Tanika reckons he struggled with all his vows. “It’s much more a coming of age story. I was much more interested in his journey as a teenager. He meets Annie Besant and Madam Blavatsky. He was very active in the Theosophical Society and became president of the Vegetarian Society. He would have gone to hear Dadabhai Naoroji. He read a translation of the Gita by [Edwin] Arnold. England made him an Indian because when he turns up, he just wants to be English.” Tanika, whose parents established The Tagoreans in London and who herself read modern history at Oxford, says: “Most of this stuff comes from my family, from their typical Bengali way of looking at everything slightly upside down or turning it around or asking questions. It’s a living history as opposed to learning about it in university.”
One of my first outings post lockdown was to the Victoria & Albert Museum to see its fabulous Epic Iran exhibition covering 5,000 years of Iranian history. From associate curator, Ina Sarikhani Sandmann, whose family has loaned some of the 300 artworks on display, I hear about how the ancestors of Ratan Tata and Adar Poonawalla found refuge in India. A poster, “Zoroastrian Religion”, explains: “To avoid persecution after the Islamic conquest of Iran, many Iranian Zoroastrians fled to India, where their descendants are known as Parsis.
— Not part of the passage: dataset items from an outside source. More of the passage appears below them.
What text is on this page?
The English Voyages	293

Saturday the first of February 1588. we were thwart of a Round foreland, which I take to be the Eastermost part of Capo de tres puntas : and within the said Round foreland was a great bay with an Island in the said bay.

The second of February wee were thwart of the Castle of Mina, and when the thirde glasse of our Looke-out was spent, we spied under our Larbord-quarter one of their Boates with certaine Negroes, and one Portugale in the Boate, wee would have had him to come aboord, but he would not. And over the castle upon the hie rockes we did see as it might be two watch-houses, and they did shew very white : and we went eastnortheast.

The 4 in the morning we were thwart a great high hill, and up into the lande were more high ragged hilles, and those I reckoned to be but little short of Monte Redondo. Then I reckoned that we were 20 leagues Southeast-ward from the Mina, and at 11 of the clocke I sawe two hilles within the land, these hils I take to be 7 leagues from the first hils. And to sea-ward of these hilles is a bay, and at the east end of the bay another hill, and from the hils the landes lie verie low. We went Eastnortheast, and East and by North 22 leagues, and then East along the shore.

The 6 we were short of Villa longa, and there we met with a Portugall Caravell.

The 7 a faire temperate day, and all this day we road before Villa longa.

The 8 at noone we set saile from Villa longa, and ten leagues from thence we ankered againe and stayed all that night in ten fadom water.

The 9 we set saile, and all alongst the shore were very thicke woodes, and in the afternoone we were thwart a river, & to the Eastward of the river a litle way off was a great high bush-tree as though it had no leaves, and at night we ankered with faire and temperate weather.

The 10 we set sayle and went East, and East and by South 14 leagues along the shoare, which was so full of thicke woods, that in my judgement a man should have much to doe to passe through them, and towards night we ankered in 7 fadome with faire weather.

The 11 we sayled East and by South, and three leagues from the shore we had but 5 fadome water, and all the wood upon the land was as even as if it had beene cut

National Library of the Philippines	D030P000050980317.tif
Today in Iran, Zoroastrianism is still practised, with the fire temple located in Yazd.”
As a country Iran gets a very bad press in the West. But I am encouraged “to look beyond the headlines”, as Ina puts it. Maintaining that “there is an enormous amount in common between the two cultures”, Iranian and Indian, she points out: “When the Zoroastrians left and went to live in India, they took their food with them.”
One of the best novels I have read in a long time is Hafsa Zayyan’s We Are All Birds of Uganda, which tells the migration story of one of the families, the Saeeds, from the 30,000 Indians who arrived in Britain in 1972 as refugees after the entire Asian population of Uganda was expelled by its erratic president, Idi Amin. “I’m kind of related to the story via my marriage,” Hafsa says of her debut novel. Hafsa and her husband, Riaz, were both born in the United Kingdom. She is the daughter of a Nigerian father and a Pakistani mother who met at school in Nigeria. Riaz’s Indian family was among those expelled from Uganda.
The protagonists are Kampala-born, Hasan Saeed, who writes cathartic letters to his late first wife, Amira, and his UK-born grandson, Sameer Saeed, who returns to Uganda to marry Maryam, the great granddaughter of Abdullah, an African servant boy. Hasan feels betrayed: “We are not natives and we are not Europeans. India has disowned us; Nehru calls us ‘guests’ of Africa. We are not guests. We are Africans of Asian origin.”
Malala Yousafzai, inspirational champion for girls’ education, has been glammed up “in a red Stella McCartney headscarf and matching red lips” for the cover of the British Vogue, barely recognizable as the 15-year-old girl who was airlifted to the Queen Elizabeth Hospital in Birmingham after being shot in the head by the Taliban. She is now 23, an Oxford graduate and Nobel Prize winner and about to start making programmes for America’s Apple TV.